Strawberry and vanilla panna cotta

My latest post and recipe for Borough Market is SW19 themed. Do have a read by clicking on the link at the end of the extract below. The recipe’s worth having a go at too – it’s delicious, dead easy and something that can be prepared well in advance of your meal or late night fridge visit.

“It’s Wimbledon time! A few things are certain during these weeks:

  • Occasional to heavy rain;
  • Unfair pressure on the local hero; and
  • Strawberries and cream.

Let’s focus on the positives, shall we?

Strawberries and cream are a synonymous with British summer and British sport. Rightly so: there are few things better than a strawberry in season; and the match of that sweet, red fruit with luxurious, velvety single, double or clotted cream is the kind of doubles combination that Centre Court daydreams are made of.” Click here to continue reading

Strawberry and vanilla panna cotta

Makes 5 dariole or medium ramekins sized panna cottas

  • 160ml full cream milk
  • 300ml cream
  • 1 vanilla pod
  • 230g strawberries
  • 2.5 sheets gelatine
  • 80g icing sugar
  • 250-300g strawberries and 2-3 meringue nests to garnish

Bring the milk and half the cream to boil in a milk pan or small saucepan. Split the vanilla pod in half lengthways, scrape the seeds into the hot milk and cream and drop in the pods. Allow to infuse for 30 minutes. Pass the mixture through a sieve and pour back into a clean saucepan.

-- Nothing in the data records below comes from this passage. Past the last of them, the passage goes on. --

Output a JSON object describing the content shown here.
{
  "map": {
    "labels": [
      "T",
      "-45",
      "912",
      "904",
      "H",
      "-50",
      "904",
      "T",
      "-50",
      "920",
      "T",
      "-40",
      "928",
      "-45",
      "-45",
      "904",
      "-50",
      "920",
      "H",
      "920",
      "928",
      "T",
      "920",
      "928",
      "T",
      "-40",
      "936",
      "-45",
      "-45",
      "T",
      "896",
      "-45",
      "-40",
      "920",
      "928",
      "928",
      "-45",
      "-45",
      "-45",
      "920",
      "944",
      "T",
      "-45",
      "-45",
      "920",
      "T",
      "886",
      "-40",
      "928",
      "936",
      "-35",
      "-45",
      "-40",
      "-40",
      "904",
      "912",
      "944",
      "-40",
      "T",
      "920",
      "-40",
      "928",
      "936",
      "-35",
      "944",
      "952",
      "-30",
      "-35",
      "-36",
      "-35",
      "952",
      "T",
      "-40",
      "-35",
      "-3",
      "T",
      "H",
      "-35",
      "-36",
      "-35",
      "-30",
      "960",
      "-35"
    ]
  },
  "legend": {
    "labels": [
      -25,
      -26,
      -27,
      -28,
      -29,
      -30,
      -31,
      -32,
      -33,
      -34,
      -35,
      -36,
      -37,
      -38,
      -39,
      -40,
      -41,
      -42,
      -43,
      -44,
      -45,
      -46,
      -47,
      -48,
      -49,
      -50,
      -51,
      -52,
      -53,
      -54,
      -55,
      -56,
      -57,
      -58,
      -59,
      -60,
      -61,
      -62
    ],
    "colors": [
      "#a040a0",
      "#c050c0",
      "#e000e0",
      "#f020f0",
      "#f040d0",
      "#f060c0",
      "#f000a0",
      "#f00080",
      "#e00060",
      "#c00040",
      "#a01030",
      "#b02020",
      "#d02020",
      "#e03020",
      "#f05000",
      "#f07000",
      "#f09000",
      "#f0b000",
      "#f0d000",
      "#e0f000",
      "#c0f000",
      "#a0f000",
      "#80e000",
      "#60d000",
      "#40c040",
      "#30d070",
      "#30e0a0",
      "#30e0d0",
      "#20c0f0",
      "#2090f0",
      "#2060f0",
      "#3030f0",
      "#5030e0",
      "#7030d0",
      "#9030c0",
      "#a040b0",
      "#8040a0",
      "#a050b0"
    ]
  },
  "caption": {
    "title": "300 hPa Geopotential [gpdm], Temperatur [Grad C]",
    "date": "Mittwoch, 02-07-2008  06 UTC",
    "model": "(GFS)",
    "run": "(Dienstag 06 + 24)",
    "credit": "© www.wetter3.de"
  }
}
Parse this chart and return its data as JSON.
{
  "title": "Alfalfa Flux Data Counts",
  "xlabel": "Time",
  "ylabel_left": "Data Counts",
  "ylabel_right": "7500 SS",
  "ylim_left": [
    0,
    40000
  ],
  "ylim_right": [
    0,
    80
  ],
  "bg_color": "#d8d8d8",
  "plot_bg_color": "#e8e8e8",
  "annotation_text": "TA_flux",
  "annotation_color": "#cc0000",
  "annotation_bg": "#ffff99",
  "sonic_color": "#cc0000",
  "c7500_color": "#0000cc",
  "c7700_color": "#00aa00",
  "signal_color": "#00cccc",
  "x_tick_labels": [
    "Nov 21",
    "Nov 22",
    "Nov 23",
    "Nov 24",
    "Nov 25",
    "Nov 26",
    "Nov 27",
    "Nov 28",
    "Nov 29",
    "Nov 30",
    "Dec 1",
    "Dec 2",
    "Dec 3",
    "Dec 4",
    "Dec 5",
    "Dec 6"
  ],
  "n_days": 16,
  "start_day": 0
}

Soak the gelatine in cold water for 3-5 minutes. Reheat the milk and cream for 2 minutes. Squeeze out the gelatine and add to the milk and cream. Stir and ensure the gelatine is dissolved. Allow to cool for 20 minutes.

Blitz the strawberries with a hand blender or machine until smooth. Pass through a sieve so that you have a smooth coulis. Pour the remainder of the cream into a large mixing bowl. Add the coulis and the icing sugar and combine using a balloon whisk – stirring at first, then whisking for 1-2 minutes to bring the mix to close to ribbon stage (thicker than before you started to whisk, ideally so that if you drop the mixture back on itself it leaves a ribbon-like trail).

Pour the vanilla, milk and cream into the fruit, sugar and cream and whisk again until both elements are well mixed. Decant into dariole moulds or ramekins and chill in a fridge for at least 3 hours and up to 3 days (cover with clingfilm if leaving for a while).

Remove from fridge 20 minutes before serving. You may need to loosen the sides by placing the moulds in a tray of warm water, or by using a small cook’s blow torch.

Serve with fresh strawberries and broken up meringue nests.